Fordsburg Square in Fordsburg is a thriving square that is the site of a flea market was recently known for being run-down. This square in Johannesburg is the location of a battle between striking miners and the South African police, army and air force.

Description
Fordsburg Square is the site of a flea market that was known for being run-down.

History

The Rand Rebellion against the powers of law and order ended here on the 14 March 1922. The uprising came out of a strike of black gold miners that started on `1 January 1922 in response to five shilling wage cut per shift. The White workers joined them ten days later because the owners of the mine had decided to cut costs by employing (cheaper) more black miners instead of the existing white workers. 
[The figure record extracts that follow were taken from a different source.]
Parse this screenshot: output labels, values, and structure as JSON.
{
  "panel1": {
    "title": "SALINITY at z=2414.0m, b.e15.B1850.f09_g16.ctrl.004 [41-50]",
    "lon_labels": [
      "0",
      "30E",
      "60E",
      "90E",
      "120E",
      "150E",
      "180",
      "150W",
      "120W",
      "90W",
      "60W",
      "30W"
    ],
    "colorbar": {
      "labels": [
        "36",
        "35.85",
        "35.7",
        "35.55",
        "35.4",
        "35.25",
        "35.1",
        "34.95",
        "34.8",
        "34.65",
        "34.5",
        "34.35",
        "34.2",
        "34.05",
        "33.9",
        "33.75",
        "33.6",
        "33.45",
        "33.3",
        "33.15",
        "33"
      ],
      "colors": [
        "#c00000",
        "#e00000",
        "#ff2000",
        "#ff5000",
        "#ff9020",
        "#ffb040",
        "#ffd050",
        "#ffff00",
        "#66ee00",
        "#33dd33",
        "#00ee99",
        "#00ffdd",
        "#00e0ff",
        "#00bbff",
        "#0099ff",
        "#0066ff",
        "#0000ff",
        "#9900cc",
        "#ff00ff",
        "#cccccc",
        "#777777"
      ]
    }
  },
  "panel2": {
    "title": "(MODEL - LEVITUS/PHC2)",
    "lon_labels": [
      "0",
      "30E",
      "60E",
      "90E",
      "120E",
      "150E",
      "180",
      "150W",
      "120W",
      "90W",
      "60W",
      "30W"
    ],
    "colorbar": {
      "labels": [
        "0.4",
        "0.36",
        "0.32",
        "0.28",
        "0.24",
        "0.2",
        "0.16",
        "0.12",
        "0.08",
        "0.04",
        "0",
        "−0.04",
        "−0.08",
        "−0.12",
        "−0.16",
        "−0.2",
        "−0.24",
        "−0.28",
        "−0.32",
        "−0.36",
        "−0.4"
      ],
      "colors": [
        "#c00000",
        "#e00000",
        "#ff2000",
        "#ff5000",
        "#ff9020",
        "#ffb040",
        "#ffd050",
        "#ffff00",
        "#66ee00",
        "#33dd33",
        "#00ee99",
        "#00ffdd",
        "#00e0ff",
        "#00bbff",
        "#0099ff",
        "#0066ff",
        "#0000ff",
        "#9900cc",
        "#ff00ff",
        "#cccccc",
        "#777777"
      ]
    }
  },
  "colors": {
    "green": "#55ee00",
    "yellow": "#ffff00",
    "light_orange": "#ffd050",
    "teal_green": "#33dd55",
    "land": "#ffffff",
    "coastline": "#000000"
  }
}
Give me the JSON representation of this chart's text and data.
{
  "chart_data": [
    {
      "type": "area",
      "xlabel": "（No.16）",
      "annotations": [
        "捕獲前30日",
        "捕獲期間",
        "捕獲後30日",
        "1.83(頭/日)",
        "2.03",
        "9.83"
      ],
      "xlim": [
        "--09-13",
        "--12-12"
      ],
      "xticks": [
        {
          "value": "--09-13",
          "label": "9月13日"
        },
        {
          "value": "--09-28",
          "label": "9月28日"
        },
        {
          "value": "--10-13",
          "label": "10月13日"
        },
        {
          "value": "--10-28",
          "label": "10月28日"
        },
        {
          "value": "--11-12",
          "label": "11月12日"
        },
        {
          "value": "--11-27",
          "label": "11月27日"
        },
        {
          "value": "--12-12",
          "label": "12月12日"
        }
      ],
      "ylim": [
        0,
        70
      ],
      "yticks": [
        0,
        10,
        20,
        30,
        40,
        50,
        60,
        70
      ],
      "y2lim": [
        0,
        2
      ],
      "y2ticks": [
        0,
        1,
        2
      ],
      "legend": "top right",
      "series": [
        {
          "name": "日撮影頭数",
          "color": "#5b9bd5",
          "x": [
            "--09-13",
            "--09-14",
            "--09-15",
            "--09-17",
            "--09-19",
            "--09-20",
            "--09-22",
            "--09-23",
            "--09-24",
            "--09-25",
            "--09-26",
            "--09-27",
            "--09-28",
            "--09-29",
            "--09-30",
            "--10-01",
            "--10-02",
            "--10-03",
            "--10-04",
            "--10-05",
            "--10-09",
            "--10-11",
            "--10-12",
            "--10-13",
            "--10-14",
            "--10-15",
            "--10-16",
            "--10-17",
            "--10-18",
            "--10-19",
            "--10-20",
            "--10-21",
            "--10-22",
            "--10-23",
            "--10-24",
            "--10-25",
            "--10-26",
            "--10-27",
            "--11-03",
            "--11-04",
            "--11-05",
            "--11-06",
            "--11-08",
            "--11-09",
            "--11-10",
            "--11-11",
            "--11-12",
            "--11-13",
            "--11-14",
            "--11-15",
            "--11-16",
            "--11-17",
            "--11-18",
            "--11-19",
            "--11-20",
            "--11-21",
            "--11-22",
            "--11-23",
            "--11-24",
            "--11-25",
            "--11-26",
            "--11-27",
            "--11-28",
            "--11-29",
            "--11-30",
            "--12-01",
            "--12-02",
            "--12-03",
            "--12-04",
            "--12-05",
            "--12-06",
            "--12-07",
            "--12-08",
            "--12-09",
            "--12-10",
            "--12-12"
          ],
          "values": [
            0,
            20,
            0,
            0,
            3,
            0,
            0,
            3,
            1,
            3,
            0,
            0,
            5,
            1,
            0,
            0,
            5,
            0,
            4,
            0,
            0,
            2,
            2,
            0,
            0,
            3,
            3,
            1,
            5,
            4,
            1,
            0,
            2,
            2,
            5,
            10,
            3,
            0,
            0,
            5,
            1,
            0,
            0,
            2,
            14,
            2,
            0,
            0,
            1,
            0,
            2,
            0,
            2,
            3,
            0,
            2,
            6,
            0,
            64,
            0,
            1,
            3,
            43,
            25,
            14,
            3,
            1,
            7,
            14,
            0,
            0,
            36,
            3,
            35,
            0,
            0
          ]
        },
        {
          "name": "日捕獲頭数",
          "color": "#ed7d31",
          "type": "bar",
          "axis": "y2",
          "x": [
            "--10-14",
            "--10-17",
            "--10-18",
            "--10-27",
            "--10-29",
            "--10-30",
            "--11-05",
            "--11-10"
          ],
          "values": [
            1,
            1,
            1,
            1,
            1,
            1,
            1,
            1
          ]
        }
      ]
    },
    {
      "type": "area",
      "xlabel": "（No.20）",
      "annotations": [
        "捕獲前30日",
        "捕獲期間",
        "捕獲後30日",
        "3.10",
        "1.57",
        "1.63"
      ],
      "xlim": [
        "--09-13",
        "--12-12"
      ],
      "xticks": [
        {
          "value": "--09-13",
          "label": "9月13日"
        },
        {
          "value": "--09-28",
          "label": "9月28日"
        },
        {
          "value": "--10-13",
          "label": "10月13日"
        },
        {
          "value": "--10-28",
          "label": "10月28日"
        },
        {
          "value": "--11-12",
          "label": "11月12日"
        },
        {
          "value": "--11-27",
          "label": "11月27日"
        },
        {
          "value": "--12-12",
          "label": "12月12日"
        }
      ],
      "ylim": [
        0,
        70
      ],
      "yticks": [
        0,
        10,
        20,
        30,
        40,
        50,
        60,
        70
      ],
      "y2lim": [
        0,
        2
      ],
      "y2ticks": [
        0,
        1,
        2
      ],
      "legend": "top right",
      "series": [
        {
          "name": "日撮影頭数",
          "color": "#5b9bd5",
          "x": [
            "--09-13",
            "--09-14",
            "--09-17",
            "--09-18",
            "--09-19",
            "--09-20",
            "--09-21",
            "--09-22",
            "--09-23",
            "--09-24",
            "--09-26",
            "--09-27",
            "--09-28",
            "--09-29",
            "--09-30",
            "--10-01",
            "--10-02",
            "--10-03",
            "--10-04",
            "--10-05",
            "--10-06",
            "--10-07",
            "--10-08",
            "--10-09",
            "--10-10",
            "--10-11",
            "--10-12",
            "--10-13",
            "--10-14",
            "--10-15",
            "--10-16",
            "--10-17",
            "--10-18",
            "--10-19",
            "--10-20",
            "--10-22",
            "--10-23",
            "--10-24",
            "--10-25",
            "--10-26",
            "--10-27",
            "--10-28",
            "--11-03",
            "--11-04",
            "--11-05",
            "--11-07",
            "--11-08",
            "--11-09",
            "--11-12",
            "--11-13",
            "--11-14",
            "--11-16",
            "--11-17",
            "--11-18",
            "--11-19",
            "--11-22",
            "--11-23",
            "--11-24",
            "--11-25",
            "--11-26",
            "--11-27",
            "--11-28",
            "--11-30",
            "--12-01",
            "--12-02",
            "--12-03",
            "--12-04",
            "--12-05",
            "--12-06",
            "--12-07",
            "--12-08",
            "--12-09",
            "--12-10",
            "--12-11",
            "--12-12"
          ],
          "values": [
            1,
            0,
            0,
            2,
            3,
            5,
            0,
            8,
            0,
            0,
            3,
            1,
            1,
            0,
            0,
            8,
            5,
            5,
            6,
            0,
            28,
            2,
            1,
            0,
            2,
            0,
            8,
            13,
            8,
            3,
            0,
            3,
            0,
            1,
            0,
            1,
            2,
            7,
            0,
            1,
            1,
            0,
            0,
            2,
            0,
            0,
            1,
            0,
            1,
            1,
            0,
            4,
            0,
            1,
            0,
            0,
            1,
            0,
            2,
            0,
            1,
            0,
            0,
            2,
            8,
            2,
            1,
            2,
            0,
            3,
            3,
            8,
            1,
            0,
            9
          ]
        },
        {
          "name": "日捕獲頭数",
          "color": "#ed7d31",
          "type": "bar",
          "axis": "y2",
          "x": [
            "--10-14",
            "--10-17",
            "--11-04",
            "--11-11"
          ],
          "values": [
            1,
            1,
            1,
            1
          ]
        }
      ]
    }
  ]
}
The workers did not just withdraw their labour but the a portion of the 20,000 white workers and the 180,000 black miners took over areas of Johannesburg and they were in control of Benoni, Brakpan suburbs of Fordsburg and Jeppe. The strike had become an open rebellion and on the 15 March the army was called to bombard the Fordsburg square which was deemed the stronghold of the rebels. By this time the rebels had dug substantial World War I trenches across the square. Even the South African Air Force was called to bomb this square but they hit the nearby Mint Road Presbyterian Church.

Today
One of the buildings that offered protection to the rebels was the municipal toilets and these are still standing and in use. In 2013 a Blue Plaque was added to the side of that building to commemorate the role that the square took in the History of South Africa.